A strong PC market buoyed by demand for Windows 7 computers helped boost Nvidia’s profits for the fourth fiscal quarter ended Jan. 31.
The Santa Clara, Calif.-based company is a big player in the graphics chip market, competing with Intel and Advanced Micro Devices. So its strong quarter is a good sign that the PC market is getting stronger. It’s also good for Nvidia, considering the company is months late with its Fermi next-generation graphics chip.
The company said net income for the period was $131.1 million, or 23 cents a share, compared to a loss of $147.7 million, or 27 cents a share, a year ago. Excluding one time-items, fourth quarter earnings were 23 cents a share. Revenue more than doubled to $982.5 million from $481.1 million a year ago.
Analysts had expected Nvidia to post earnings of 20 cents a share, and $957.2 million in revenue. For the current first quarter, Nvidia said it expects revenue to be flat compared to the fourth quarter, while operating expenses will also be flat at $305 million.
In a conference call, chief executive Jen-Hsun Huang said that Fermi is now in mass production and that the chip would be used across Nvidia’s high-end graphics chip product lines, including chips used in supercomputers and chips for high-end gaming computers.

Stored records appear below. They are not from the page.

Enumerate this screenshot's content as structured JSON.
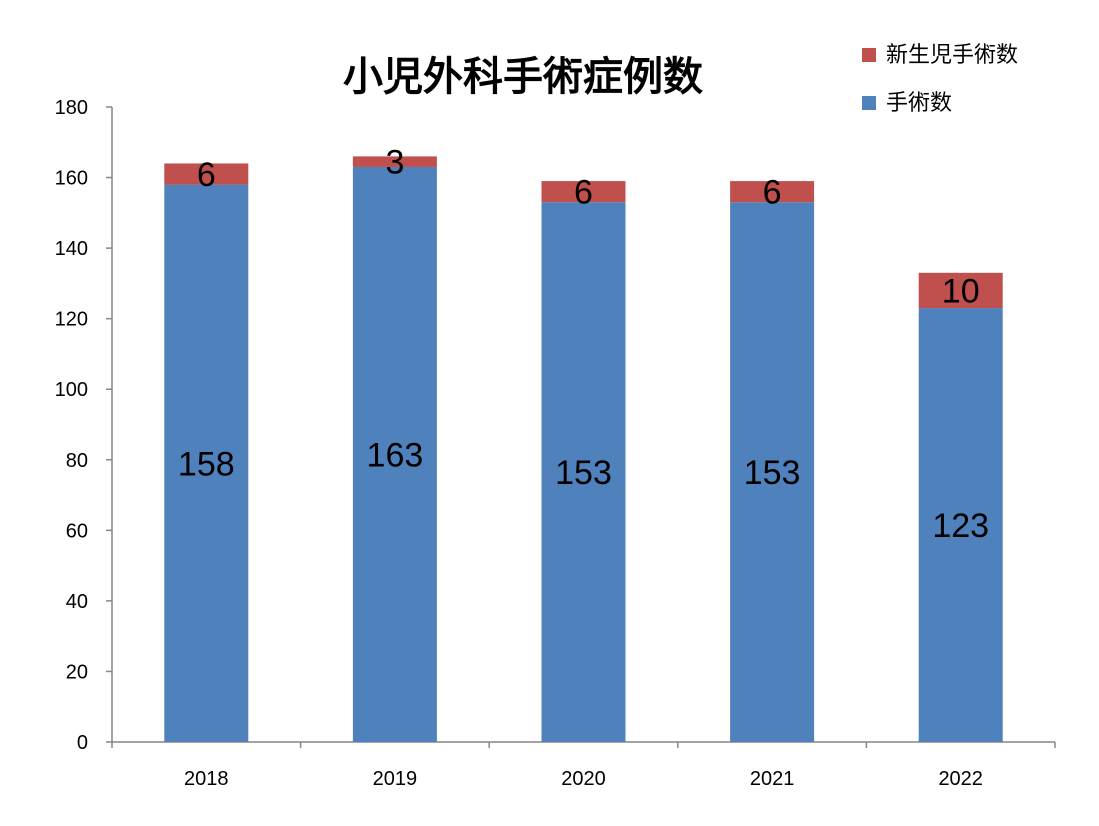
{
  "chart_data": {
    "type": "bar",
    "stacked": true,
    "title": "小児外科手術症例数",
    "xlabel": "",
    "ylabel": "",
    "categories": [
      "2018",
      "2019",
      "2020",
      "2021",
      "2022"
    ],
    "series": [
      {
        "name": "手術数",
        "values": [
          158,
          163,
          153,
          153,
          123
        ],
        "color": "#4F81BD"
      },
      {
        "name": "新生児手術数",
        "values": [
          6,
          3,
          6,
          6,
          10
        ],
        "color": "#C0504D"
      }
    ],
    "ylim": [
      0,
      180
    ],
    "yticks": [
      0,
      20,
      40,
      60,
      80,
      100,
      120,
      140,
      160,
      180
    ],
    "grid": false,
    "legend_position": "top-right",
    "data_labels": true
  }
}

The company has had a hard time launching Fermi so far because of a shortage of 40-nanometer wafers (which are processed and sliced into working chips) at its contract suppliers. The shortage has loosened up, giving the company enough visibility to declare that the launch is coming soon. Meanwhile, Nvidia says that acceptance of its Tegra chip for cell phones and mobile Internet devices is gaining momentum. Car makers such as Audi will be using Tegra-based computers to power vehicle information systems in cars being launched in 2012. Other design wins for Tegra are being announced this week at the Mobile World Congress show in Barcelona.